Die fünf beängstigendsten Horror-Filme

Ben Greenman vom New Yorker Magazine hat seine fünf beängstigendsten Filme festgehalten. Immerhin versieht er seine Headline mit einem Fragezeichen, denn anhand dieser Liste lässt sich nämlich nicht feststellen, dass Ben Greenman beängstigende Filme kennt, sondern nur, dass er anscheinend nicht viele Filme gesehen hat. Seine Liste geht so:

1. „Texas Chainsaw Massacre“ Tobe Hooper (1974)
2. „The Silence of the Lambs“ Jonathan Demme (1991)
3. „The Body Snatcher“ Robert Wise (1945)
4. „Night of the Hunter“ Charles Laughton (1955)
5. „Mulholland Drive“ David Lynch (2001)
(The Five Scariest Movies Ever?, via BoingBoing)

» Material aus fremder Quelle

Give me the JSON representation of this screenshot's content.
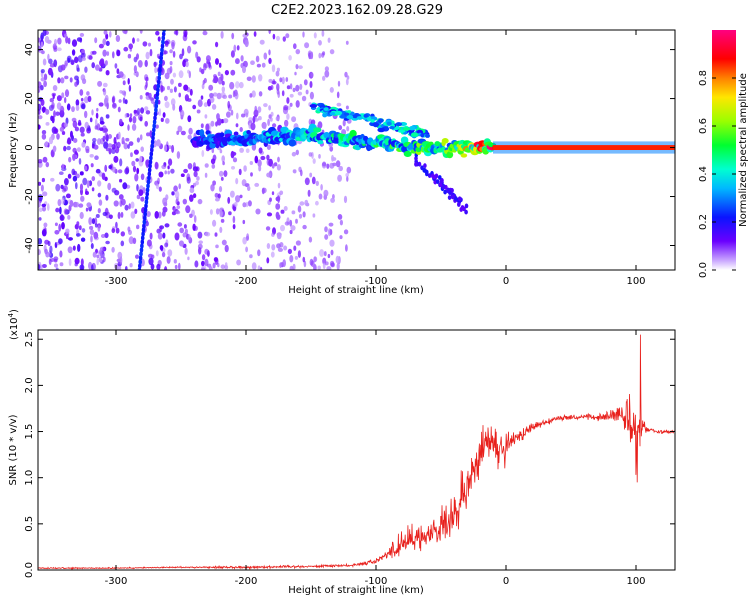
{
  "title": "C2E2.2023.162.09.28.G29",
  "colors": {
    "snr_line": "#e8201c",
    "spectrogram_low": "#6a00ff",
    "spectrogram_mid": "#00ffcc",
    "spectrogram_high": "#ff0000"
  },
  "chart_data": [
    {
      "type": "heatmap",
      "title": "C2E2.2023.162.09.28.G29",
      "xlabel": "Height of straight line (km)",
      "ylabel": "Frequency (Hz)",
      "xlim": [
        -360,
        130
      ],
      "ylim": [
        -50,
        48
      ],
      "x_ticks": [
        -300,
        -200,
        -100,
        0,
        100
      ],
      "y_ticks": [
        -40,
        -20,
        0,
        20,
        40
      ],
      "colorbar": {
        "label": "Normalized spectral amplitude",
        "range": [
          0.0,
          1.0
        ],
        "ticks": [
          "0.0",
          "0.2",
          "0.4",
          "0.6",
          "0.8"
        ],
        "colormap": "rainbow (purple → blue → cyan → green → yellow → red → magenta)"
      },
      "features": [
        {
          "name": "noise",
          "x_range": [
            -360,
            -120
          ],
          "freq_range": [
            -50,
            48
          ],
          "amplitude": 0.1
        },
        {
          "name": "slanted streak",
          "from": [
            -282,
            -50
          ],
          "to": [
            -263,
            48
          ],
          "amplitude": 0.2
        },
        {
          "name": "main line",
          "x_range": [
            -240,
            130
          ],
          "center_freq": [
            [
              -240,
              3
            ],
            [
              -150,
              5
            ],
            [
              -100,
              2
            ],
            [
              -60,
              0
            ],
            [
              -20,
              0
            ],
            [
              0,
              0
            ],
            [
              130,
              0
            ]
          ],
          "amplitude": [
            [
              -240,
              0.25
            ],
            [
              -100,
              0.45
            ],
            [
              -40,
              0.55
            ],
            [
              -10,
              0.9
            ],
            [
              130,
              0.9
            ]
          ]
        },
        {
          "name": "upper branch",
          "from": [
            -150,
            17
          ],
          "to": [
            -60,
            5
          ],
          "amplitude": 0.4
        },
        {
          "name": "lower branch",
          "from": [
            -70,
            -5
          ],
          "to": [
            -30,
            -25
          ],
          "amplitude": 0.2
        }
      ]
    },
    {
      "type": "line",
      "xlabel": "Height of straight line (km)",
      "ylabel": "SNR (10 * v/v)",
      "y_scale_label": "(x10",
      "y_scale_exponent": "4",
      "y_scale_suffix": ")",
      "xlim": [
        -360,
        130
      ],
      "ylim": [
        0,
        2.6
      ],
      "x_ticks": [
        -300,
        -200,
        -100,
        0,
        100
      ],
      "y_ticks": [
        "0.0",
        "0.5",
        "1.0",
        "1.5",
        "2.0",
        "2.5"
      ],
      "series": [
        {
          "x": [
            -360,
            -300,
            -250,
            -200,
            -150,
            -120,
            -110,
            -100,
            -90,
            -80,
            -70,
            -60,
            -50,
            -40,
            -30,
            -25,
            -20,
            -15,
            -10,
            -5,
            0,
            5,
            10,
            20,
            30,
            40,
            50,
            60,
            70,
            80,
            90,
            95,
            100,
            103,
            106,
            110,
            120,
            130
          ],
          "y": [
            0.02,
            0.02,
            0.03,
            0.03,
            0.04,
            0.05,
            0.07,
            0.1,
            0.18,
            0.3,
            0.35,
            0.38,
            0.45,
            0.55,
            0.9,
            1.1,
            1.25,
            1.35,
            1.4,
            1.3,
            1.3,
            1.4,
            1.45,
            1.55,
            1.6,
            1.65,
            1.65,
            1.66,
            1.65,
            1.67,
            1.7,
            1.6,
            1.3,
            1.6,
            1.55,
            1.52,
            1.5,
            1.5
          ],
          "noise": [
            0.01,
            0.01,
            0.01,
            0.02,
            0.02,
            0.02,
            0.03,
            0.05,
            0.1,
            0.2,
            0.2,
            0.2,
            0.3,
            0.35,
            0.4,
            0.45,
            0.45,
            0.4,
            0.35,
            0.3,
            0.25,
            0.15,
            0.1,
            0.08,
            0.05,
            0.04,
            0.04,
            0.04,
            0.05,
            0.1,
            0.2,
            0.35,
            0.6,
            0.5,
            0.1,
            0.05,
            0.03,
            0.02
          ]
        }
      ]
    }
  ]
}
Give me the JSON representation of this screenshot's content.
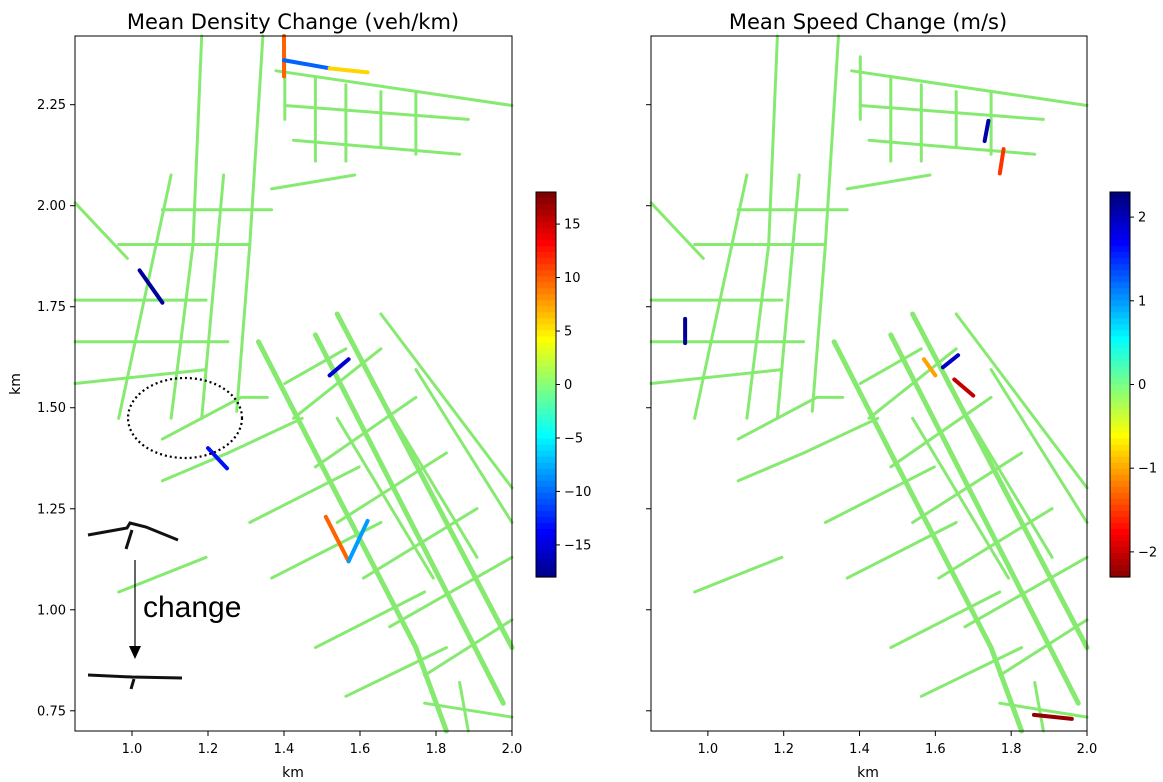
{
  "chart_data": [
    {
      "type": "heatmap",
      "title": "Mean Density Change (veh/km)",
      "xlabel": "km",
      "ylabel": "km",
      "xlim": [
        0.85,
        2.0
      ],
      "ylim": [
        0.7,
        2.42
      ],
      "xticks": [
        {
          "value": 1.0,
          "label": "1.0"
        },
        {
          "value": 1.2,
          "label": "1.2"
        },
        {
          "value": 1.4,
          "label": "1.4"
        },
        {
          "value": 1.6,
          "label": "1.6"
        },
        {
          "value": 1.8,
          "label": "1.8"
        },
        {
          "value": 2.0,
          "label": "2.0"
        }
      ],
      "yticks": [
        {
          "value": 0.75,
          "label": "0.75"
        },
        {
          "value": 1.0,
          "label": "1.00"
        },
        {
          "value": 1.25,
          "label": "1.25"
        },
        {
          "value": 1.5,
          "label": "1.50"
        },
        {
          "value": 1.75,
          "label": "1.75"
        },
        {
          "value": 2.0,
          "label": "2.00"
        },
        {
          "value": 2.25,
          "label": "2.25"
        }
      ],
      "colorbar": {
        "colormap": "jet",
        "min": -18,
        "max": 18,
        "ticks": [
          {
            "value": 15,
            "label": "15"
          },
          {
            "value": 10,
            "label": "10"
          },
          {
            "value": 5,
            "label": "5"
          },
          {
            "value": 0,
            "label": "0"
          },
          {
            "value": -5,
            "label": "−5"
          },
          {
            "value": -10,
            "label": "−10"
          },
          {
            "value": -15,
            "label": "−15"
          }
        ],
        "reversed": false
      },
      "highlighted_segments": [
        {
          "x": [
            1.4,
            1.4
          ],
          "y": [
            2.32,
            2.42
          ],
          "value": 10
        },
        {
          "x": [
            1.4,
            1.52
          ],
          "y": [
            2.36,
            2.34
          ],
          "value": -10
        },
        {
          "x": [
            1.52,
            1.62
          ],
          "y": [
            2.34,
            2.33
          ],
          "value": 6
        },
        {
          "x": [
            1.02,
            1.08
          ],
          "y": [
            1.84,
            1.76
          ],
          "value": -17
        },
        {
          "x": [
            1.51,
            1.57
          ],
          "y": [
            1.23,
            1.12
          ],
          "value": 10
        },
        {
          "x": [
            1.57,
            1.62
          ],
          "y": [
            1.12,
            1.22
          ],
          "value": -8
        },
        {
          "x": [
            1.2,
            1.25
          ],
          "y": [
            1.4,
            1.35
          ],
          "value": -13
        },
        {
          "x": [
            1.52,
            1.57
          ],
          "y": [
            1.58,
            1.62
          ],
          "value": -15
        }
      ],
      "annotation": "change"
    },
    {
      "type": "heatmap",
      "title": "Mean Speed Change (m/s)",
      "xlabel": "km",
      "ylabel": "",
      "xlim": [
        0.85,
        2.0
      ],
      "ylim": [
        0.7,
        2.42
      ],
      "xticks": [
        {
          "value": 1.0,
          "label": "1.0"
        },
        {
          "value": 1.2,
          "label": "1.2"
        },
        {
          "value": 1.4,
          "label": "1.4"
        },
        {
          "value": 1.6,
          "label": "1.6"
        },
        {
          "value": 1.8,
          "label": "1.8"
        },
        {
          "value": 2.0,
          "label": "2.0"
        }
      ],
      "yticks": [
        {
          "value": 0.75,
          "label": ""
        },
        {
          "value": 1.0,
          "label": ""
        },
        {
          "value": 1.25,
          "label": ""
        },
        {
          "value": 1.5,
          "label": ""
        },
        {
          "value": 1.75,
          "label": ""
        },
        {
          "value": 2.0,
          "label": ""
        },
        {
          "value": 2.25,
          "label": ""
        }
      ],
      "colorbar": {
        "colormap": "jet",
        "min": -2.3,
        "max": 2.3,
        "ticks": [
          {
            "value": 2,
            "label": "2"
          },
          {
            "value": 1,
            "label": "1"
          },
          {
            "value": 0,
            "label": "0"
          },
          {
            "value": -1,
            "label": "−1"
          },
          {
            "value": -2,
            "label": "−2"
          }
        ],
        "reversed": true
      },
      "highlighted_segments": [
        {
          "x": [
            0.94,
            0.94
          ],
          "y": [
            1.66,
            1.72
          ],
          "value": 2.2
        },
        {
          "x": [
            1.65,
            1.7
          ],
          "y": [
            1.57,
            1.53
          ],
          "value": -2
        },
        {
          "x": [
            1.57,
            1.6
          ],
          "y": [
            1.62,
            1.58
          ],
          "value": -1
        },
        {
          "x": [
            1.86,
            1.96
          ],
          "y": [
            0.74,
            0.73
          ],
          "value": -2.2
        },
        {
          "x": [
            1.62,
            1.66
          ],
          "y": [
            1.6,
            1.63
          ],
          "value": 2
        },
        {
          "x": [
            1.73,
            1.74
          ],
          "y": [
            2.16,
            2.21
          ],
          "value": 2.1
        },
        {
          "x": [
            1.77,
            1.78
          ],
          "y": [
            2.08,
            2.14
          ],
          "value": -1.5
        }
      ]
    }
  ]
}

David Lynch ist natürlich immer sehr WTF, „Night of the Hunter“ ist großartig, genau wie „Silence of the Lambs“... aber beängstigend? Das geht anders. Und zwar so:

1. „The Haunting“ („Bis das Blut gefriert“, 1963, Robert Wise)
Dieser Film ist bis heute mein Lieblingsfilm aus dem Horror-Genre, lebt alleine von der Spielerei mit Licht und Schatten, die Effekte beschränken sich auf Soundeffekte und all das ergibt eine der fiesesten Szenen aller Zeiten, in der die Leinwand größtenteils schwarz bleibt. „Wessen Hand habe ich gehalten?“

2. „The Exorcist“ („Der Exorzist“, 1973, William Friedkin)
Eine Liste der beängstigendsten Filme ohne den Exorzisten? Das geht gar nicht, denn der Exoszist ist bis heute purer Psychoterror und bricht mit sovielen Konventionen, die auch 2008 noch die gleiche Wirkung entfalten, wie 1973, als die Leute schreiend aus dem Kino gerannt sind.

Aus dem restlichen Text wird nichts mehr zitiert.